A diferença negativa – num total de 16 – apresentada, é “aproveitada” para os mandatos do Círculo Nacional de Compensação, pelo que os números finais por distrito só podem ser calculados após a repescagem. Diga-se, igualmente, que, de forma a não ferir a integridade nacional, os concelhos não serão truncados. Existirá, sim, uma junção para que, na medida do possível, sejam cumpridos os critérios para a criação dos círculos.

A proposta que aqui se apresenta, deriva, em parte, de soluções já em vigor noutros países, nomeadamente na Alemanha. São, por conseguinte, conhecidos alguns dos problemas que da mesma podem advir. Um deles – porventura o mais importante – tem a ver com os supranumerários, ou seja, a hipótese, algo remota, de existirem distritos que, por força da conjugação do voto uninominal, elejam mais do que a quota a que o seu distrito tem direito. Se tal acontecer, podem os mesmos ser absorvidos pelo número adstrito ao círculo de compensação.

Abaixo, apresenta-se um quadro do que seriam os eleitos – na hipótese de não existirem supranumerários.

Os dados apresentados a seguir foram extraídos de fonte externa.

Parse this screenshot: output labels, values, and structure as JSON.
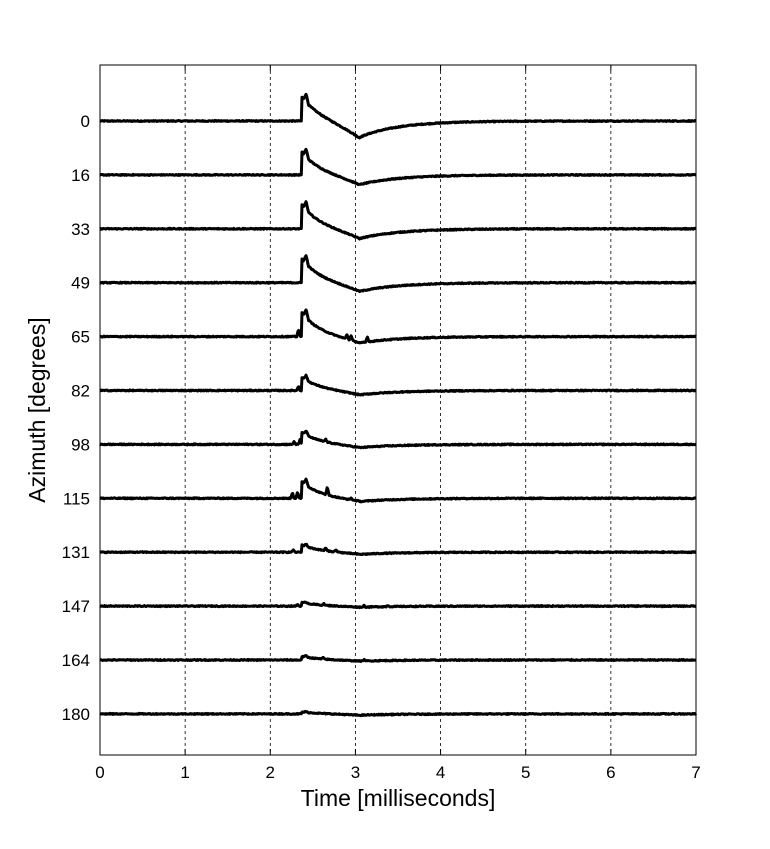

Voto Plurinominal Voto Nominal Total
Distritos Continente + Regiões Autónomas 105 105 210
Círculo Europeu 2 2
Círculo Fora da Europa 2 2
Círculo Nacional de Compensação 16 16
Total 125 105 230

Como se pode ver, com esta proposta, o número total de deputados não é alterado. O discurso, decorrente, de termos deputados a mais, não cola à realidade, como se pode concluir da leitura do quadro abaixo.

Naturalmente que os Estados maiores têm tendência para ter um número de eleitores por deputado superior aos Estados pequenos. Dos Estados da UE com dimensão próxima da portuguesa em termos de número de eleitores, Portugal é o primeiro país com mais eleitores por deputado.

Por outro lado, uma redução do número de deputados originaria um grande problema de sub-representação do interior com grandes problemas de desertificação, para além de originar uma compressão muito relevante da proporcionalidade.

Acresce que, para um eficiente funcionamento de todas as comissões parlamentares é necessário um número de deputados próximo do actual, pelo que uma eventual redução do número de deputados poderia levar a uma menor qualidade do trabalho parlamentar. Tudo o resto é populismo de partidos que pretendem, com o pretexto da diminuição de deputados, comprimir o grau de proporcionalidade do sistema.

Cumpra-se Outubro para, de uma vez por todas, se cumprir Abril.